Os dados de concentração de RNA virais de amostras de esgoto foram comparados com o número de casos clínicos relatados acumulados ao longo de 7 dias, mesmo quando a média móvel de 7 dias dos novos casos de Covid-19 caiu acentuadamente.
Os autores apontam que o sistema de monitoramento deve ser implementado em países emergentes como uma das linhas de ação para a resposta à pandemia de Covid-19, em especial por ser uma metodologia de baixo custo e que consegue detectar casos assintomáticos e/ou não notificados, que eventualmente não conseguem ser acompanhados pela vigilância epidemiológica clássica. A vacinação reduz a gravidade clínica, mas não previne completamente a infecção. Por isso, a redução da gravidade da doença tende a aumentar a subnotificação, o que dificulta a determinação da eficácia das estratégias de vacinação.
No Brasil, a metodologia já é utilizada em algumas regiões para rastreamento de uso de drogas ilícitas e de doenças, como a poliomielite. Países como Holanda e Austrália utilizam essa ferramenta em larga escala.

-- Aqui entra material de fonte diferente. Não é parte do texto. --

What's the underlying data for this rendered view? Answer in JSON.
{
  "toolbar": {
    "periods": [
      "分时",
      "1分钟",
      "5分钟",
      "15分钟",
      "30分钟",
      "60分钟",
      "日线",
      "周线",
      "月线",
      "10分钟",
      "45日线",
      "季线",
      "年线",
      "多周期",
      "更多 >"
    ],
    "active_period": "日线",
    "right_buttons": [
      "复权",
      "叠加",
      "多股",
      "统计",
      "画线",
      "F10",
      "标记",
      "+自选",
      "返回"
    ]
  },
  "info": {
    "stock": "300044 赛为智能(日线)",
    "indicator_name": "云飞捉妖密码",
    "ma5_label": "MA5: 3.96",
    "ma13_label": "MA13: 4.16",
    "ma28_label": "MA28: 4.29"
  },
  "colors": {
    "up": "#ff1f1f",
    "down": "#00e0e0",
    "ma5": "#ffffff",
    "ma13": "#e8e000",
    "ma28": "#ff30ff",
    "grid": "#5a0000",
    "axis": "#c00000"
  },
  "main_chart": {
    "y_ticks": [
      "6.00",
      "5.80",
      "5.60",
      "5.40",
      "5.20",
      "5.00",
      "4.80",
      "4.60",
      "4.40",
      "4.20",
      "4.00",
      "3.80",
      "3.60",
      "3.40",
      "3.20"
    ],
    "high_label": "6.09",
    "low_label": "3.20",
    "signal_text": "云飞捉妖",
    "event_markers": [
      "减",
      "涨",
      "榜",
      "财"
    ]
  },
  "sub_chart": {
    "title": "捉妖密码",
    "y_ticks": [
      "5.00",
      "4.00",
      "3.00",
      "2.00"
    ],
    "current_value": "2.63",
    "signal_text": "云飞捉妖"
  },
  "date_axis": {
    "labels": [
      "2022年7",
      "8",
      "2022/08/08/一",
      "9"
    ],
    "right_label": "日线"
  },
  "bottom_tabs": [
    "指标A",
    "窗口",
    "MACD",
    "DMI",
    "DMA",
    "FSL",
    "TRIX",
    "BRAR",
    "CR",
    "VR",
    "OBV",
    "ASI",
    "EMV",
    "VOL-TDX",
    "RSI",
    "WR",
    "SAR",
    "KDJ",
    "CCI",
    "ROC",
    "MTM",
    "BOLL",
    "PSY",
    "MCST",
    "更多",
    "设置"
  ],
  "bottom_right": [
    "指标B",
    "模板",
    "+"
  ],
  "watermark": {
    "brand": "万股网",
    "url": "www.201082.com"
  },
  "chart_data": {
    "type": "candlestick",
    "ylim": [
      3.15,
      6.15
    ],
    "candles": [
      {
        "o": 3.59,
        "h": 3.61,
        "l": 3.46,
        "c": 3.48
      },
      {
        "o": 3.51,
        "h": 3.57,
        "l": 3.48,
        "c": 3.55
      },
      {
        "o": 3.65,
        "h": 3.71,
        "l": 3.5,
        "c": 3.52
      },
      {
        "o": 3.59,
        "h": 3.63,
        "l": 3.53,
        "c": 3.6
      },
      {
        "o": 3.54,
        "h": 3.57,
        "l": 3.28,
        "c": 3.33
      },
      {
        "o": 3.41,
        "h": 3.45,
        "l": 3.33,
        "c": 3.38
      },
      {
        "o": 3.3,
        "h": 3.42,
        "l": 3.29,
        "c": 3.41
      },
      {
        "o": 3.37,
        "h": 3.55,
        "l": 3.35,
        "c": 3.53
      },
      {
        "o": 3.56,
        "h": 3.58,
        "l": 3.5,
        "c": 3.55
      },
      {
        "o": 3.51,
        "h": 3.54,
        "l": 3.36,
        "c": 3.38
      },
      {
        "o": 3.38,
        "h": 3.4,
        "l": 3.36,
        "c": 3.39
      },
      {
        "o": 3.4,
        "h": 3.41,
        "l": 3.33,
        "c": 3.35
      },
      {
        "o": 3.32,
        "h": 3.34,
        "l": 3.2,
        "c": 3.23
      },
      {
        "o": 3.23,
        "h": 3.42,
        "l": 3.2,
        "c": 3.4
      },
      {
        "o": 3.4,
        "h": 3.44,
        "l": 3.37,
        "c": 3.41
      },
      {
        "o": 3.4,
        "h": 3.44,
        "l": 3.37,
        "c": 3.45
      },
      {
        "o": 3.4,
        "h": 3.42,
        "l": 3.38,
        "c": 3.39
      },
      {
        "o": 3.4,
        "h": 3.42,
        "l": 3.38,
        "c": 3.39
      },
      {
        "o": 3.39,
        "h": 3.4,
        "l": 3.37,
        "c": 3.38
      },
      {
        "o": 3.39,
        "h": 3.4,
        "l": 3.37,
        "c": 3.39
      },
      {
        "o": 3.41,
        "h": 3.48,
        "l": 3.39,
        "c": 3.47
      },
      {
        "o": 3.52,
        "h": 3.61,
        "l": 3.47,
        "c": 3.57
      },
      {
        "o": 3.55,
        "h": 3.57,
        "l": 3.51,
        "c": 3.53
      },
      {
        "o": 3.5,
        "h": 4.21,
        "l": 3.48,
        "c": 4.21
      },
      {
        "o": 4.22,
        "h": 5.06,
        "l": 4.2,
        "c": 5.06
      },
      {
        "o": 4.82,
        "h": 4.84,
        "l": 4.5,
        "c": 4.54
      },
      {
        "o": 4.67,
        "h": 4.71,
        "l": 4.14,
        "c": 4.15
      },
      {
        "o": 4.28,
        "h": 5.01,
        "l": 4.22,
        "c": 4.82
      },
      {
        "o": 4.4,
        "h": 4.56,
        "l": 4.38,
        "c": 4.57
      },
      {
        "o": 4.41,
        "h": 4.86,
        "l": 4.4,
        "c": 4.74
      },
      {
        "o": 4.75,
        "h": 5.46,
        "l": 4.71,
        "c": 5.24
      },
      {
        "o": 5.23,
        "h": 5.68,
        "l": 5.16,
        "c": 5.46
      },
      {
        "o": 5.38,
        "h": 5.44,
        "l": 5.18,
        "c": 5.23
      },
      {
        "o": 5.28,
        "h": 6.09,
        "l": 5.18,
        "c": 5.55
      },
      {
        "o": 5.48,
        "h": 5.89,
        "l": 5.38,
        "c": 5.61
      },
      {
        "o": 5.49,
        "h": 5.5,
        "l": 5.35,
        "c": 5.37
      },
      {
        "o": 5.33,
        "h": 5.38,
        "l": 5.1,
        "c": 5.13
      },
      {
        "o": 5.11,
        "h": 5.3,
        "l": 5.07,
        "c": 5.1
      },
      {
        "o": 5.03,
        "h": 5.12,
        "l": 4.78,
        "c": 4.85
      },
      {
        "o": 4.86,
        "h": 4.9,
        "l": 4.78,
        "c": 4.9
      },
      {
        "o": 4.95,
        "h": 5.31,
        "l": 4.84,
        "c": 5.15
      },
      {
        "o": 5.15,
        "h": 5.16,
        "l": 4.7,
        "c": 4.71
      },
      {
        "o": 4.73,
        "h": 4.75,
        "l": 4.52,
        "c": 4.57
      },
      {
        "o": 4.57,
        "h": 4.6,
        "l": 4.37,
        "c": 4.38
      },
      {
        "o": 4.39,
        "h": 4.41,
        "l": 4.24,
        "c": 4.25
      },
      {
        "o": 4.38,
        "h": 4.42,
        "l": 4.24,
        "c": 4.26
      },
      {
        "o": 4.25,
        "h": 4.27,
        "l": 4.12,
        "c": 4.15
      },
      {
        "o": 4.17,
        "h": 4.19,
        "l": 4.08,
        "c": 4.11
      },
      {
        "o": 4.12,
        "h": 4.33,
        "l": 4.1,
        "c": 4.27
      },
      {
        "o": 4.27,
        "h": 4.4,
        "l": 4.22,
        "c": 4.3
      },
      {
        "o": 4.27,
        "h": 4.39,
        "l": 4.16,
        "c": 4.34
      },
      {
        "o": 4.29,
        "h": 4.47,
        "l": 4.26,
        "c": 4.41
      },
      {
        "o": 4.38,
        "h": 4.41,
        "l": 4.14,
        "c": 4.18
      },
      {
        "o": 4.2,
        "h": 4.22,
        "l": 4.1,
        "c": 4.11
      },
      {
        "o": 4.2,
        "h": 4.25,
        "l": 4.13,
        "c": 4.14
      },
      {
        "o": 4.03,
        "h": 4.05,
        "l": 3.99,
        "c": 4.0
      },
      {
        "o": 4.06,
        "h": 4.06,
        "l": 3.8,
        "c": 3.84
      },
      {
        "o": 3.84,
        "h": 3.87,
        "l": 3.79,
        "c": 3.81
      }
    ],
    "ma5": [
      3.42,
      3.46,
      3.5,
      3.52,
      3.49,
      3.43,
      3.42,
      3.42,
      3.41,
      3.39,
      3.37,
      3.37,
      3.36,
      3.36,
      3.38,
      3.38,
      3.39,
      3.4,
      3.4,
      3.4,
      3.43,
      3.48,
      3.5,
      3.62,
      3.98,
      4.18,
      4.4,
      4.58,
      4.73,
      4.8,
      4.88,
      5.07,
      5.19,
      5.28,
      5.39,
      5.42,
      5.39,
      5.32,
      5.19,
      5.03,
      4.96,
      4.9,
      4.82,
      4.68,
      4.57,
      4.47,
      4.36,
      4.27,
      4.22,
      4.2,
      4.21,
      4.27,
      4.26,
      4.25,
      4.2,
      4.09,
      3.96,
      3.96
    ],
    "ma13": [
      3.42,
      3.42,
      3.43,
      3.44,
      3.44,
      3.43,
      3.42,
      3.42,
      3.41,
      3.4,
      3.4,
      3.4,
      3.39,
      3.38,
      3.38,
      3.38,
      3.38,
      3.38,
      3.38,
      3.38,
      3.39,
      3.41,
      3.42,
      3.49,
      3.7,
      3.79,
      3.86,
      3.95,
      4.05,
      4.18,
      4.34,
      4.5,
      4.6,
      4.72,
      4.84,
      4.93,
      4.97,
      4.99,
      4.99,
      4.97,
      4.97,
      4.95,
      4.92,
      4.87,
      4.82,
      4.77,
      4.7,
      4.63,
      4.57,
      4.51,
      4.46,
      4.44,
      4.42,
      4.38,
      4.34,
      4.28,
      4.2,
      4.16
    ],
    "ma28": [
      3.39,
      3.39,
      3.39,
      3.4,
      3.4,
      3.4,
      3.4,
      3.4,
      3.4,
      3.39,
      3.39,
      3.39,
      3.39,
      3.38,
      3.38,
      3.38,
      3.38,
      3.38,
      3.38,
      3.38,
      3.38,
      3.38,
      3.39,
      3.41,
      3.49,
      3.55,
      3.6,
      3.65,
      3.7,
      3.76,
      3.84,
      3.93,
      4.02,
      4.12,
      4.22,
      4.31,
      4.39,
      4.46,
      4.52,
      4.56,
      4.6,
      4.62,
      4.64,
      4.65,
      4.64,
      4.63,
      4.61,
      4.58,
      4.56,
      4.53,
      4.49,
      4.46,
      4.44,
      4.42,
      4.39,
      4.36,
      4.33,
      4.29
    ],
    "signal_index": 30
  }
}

Portugal e Estados Unidos adotaram a metodologia durante a pandemia.
Um dos aspectos abordados no artigo é o esforço interinstitucional envolvendo pesquisa, saúde pública e agências governamentais para apoiar o uso da metodologia ao seu pleno potencial durante a pandemia COVID-19 como parte de uma abordagem conjunta de vigilância One Health, ou saúde única em tradução livre. “É um olhar mais global para a saúde, não somente clínico”, enfatiza Bueno.
De acordo com o professor, a partir de agora, a ideia é buscar a consolidação dessa ferramenta de vigilância, resgatando o conceito de promoção da saúde pública por meio do saneamento básico. “A ideia é, por meio da Rede, consolidar um programa nacional de vigilância epidemiológica baseada em esgoto para trazer subsídios e mecanismos para que a vigilância epidemiológica do SUS possa utilizar como políticas públicas”, avalia.
Além das cidades citadas no artigo, a Rede de pesquisa coletou amostras em Fortaleza (CE), Recife (PE), Belo Horizonte (MG), Rio de Janeiro (RJ), Curitiba (PR), Porto Alegre (RS) e Porto Velho (RO).
Sobre a Rede de Monitoramento de Covid-19 em Águas Residuais MCTI – A Rede de Monitoramento de Covid-19 em Águas Residuais é uma iniciativa conjunta do Ministério da Ciência, Tecnologia e Inovações (MCTI), da Agência Nacional de Águas (ANA) e do Ministério da Saúde (MS). A rede de monitoramento integra a RedeVírus MCTI.
Atualmente, integram a Rede de pesquisa mais de 50 pesquisadores de 12 diferentes instituições.
A Rede tem por missão integrar e promover, de forma interdisciplinar, a produção e divulgação de conhecimentos científicos e tecnológicos nas ações de vigilância epidemiológica baseadas no monitoramento de águas residuais, como alternativa de detecção precoce de surtos virais; e definir prioridades de pesquisa nesta área de conhecimento, tendo como visão a busca da excelência do saneamento básico e promoção da saúde em todo território nacional.